Review: Stuart Murdoch's 'God Help the Girl' is, predictably, a cute downer
Belle & Sebastian's Stuart Murdoch heads into movies with "God Help the Girl," a part-time musical about sensitive youths putting together a band.
‘God Help the Girl’
Director: Stuart Murdoch
Stars: Emily Browning, Olly Alexander
3 (out of 5) Globes
“God Help the Girl” is super cute. But of course it is: It’s the directorial debut of Stuart Murdoch, and is very nearly everything you’d expect from a movie by the frontman of Belle & Sebastian. It’s a gentle yet self-pitying drag about music as a drug for the antisocial, depressed and sour. Full-on, even bubbly song-and-dance numbers pepper a sleepy, meandering narrative that pretends to be another putting-a-band-together number but quickly reveals itself to be a portrait of that period of youth when sensitive, sullen artists struggle with whether selling out — that is, becoming remotely popular — is really all that terrible.

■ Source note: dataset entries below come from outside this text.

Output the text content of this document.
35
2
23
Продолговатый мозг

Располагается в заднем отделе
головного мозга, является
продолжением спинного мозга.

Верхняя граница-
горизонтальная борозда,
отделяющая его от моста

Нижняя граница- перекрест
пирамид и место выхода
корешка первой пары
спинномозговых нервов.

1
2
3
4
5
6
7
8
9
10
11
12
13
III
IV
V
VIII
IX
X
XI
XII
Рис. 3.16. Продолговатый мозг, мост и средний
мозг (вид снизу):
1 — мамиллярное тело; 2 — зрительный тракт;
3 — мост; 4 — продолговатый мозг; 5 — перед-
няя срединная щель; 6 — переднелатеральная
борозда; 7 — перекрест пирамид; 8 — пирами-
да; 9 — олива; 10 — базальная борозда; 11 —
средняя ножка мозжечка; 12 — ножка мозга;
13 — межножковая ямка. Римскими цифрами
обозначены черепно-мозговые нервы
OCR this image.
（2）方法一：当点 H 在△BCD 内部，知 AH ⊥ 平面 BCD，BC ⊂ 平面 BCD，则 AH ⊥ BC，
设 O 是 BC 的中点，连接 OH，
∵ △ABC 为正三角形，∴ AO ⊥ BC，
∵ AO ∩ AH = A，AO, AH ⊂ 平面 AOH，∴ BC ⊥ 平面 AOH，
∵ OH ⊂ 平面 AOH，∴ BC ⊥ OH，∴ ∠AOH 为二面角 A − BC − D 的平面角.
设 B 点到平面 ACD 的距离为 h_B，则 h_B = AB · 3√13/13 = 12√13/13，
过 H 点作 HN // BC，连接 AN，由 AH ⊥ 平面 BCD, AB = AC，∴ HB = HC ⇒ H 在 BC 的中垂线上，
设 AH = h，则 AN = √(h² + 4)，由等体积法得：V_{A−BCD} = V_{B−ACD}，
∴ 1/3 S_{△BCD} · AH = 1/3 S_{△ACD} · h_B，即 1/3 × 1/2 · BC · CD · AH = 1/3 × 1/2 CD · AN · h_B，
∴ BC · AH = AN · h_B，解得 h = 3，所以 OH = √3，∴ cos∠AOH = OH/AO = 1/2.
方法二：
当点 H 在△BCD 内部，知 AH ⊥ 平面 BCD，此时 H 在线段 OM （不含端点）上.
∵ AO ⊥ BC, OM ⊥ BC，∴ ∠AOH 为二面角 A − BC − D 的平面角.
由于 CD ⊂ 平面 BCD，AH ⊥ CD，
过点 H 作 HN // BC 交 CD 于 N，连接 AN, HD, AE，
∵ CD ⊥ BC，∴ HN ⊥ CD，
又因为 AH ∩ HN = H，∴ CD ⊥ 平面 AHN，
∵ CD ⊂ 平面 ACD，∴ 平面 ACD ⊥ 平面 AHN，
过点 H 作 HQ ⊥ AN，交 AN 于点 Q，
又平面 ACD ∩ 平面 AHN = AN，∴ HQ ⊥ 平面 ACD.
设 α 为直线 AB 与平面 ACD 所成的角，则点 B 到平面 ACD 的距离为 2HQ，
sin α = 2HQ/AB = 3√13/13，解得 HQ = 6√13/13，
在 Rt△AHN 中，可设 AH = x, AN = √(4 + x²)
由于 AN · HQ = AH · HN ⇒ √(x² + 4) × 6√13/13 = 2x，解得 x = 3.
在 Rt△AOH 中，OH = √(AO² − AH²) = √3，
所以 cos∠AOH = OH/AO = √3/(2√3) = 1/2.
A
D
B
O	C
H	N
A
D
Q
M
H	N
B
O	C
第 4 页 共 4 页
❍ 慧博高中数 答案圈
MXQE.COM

Reliably waifish Emily Browning (“Sucker Punch”) plays Eve, a struggling, shy songwriter introduced escaping from a psychiatric hospital for the sole purpose of going to a show. There she meets James (Olly Alexander), a musician who looks like Jarvis Cocker but is all Murdoch: grouchy, with a mordant wit and thin skin, who hates everyone and seriously challenges our sympathies by averring “I’ve never shed a tear to a Bowie record.”
Despite being named for Murdoch’s all-girl side project, the film finds these two eventually joining together and trying to find bandmates (which they do, of course, by posting a notice that reads “musicians needed for autumnal music project”). Even with a third wheel, Cass (Hannah Murray), the focus is on Eve and James. Eve gets the willowy, weepie stuff, and is asked, “Did you ever think about writing your feelings down?” James gets the good lines, although it’s Cass who sizes him up by saying “You definitely think too much. You take the fun out of things.”
But try as they might, they still live in the gloomy real world, presented in drab (read: English) browns that would seem to stifle creativity and, almost importantly, whimsy. The musical numbers themselves are mix of Jacques Demy and Richard Lester, though never as otherwordly as the former nor as clever as the latter. Chamber pop doesn’t really lend itself to twirling and heavy cutting, but the scenes here have their own charm, especially since once they end it’s right back to an all-too-realistic (and eventually fairly melodramatic) portrayal of youthful inertia.
It’s still whimsical: Yes, there’s a tandem bicycle at one point, plus a canoe trip. But most of the time it’s a depresso that understands the difficulties of creating music, of playing music, of presenting music, in a way that can only come from someone who lived through it. And yet it was made for the young, to become a traditional rite of passage for anyone who picks up a guitar, hates the world but is equally frightened of it.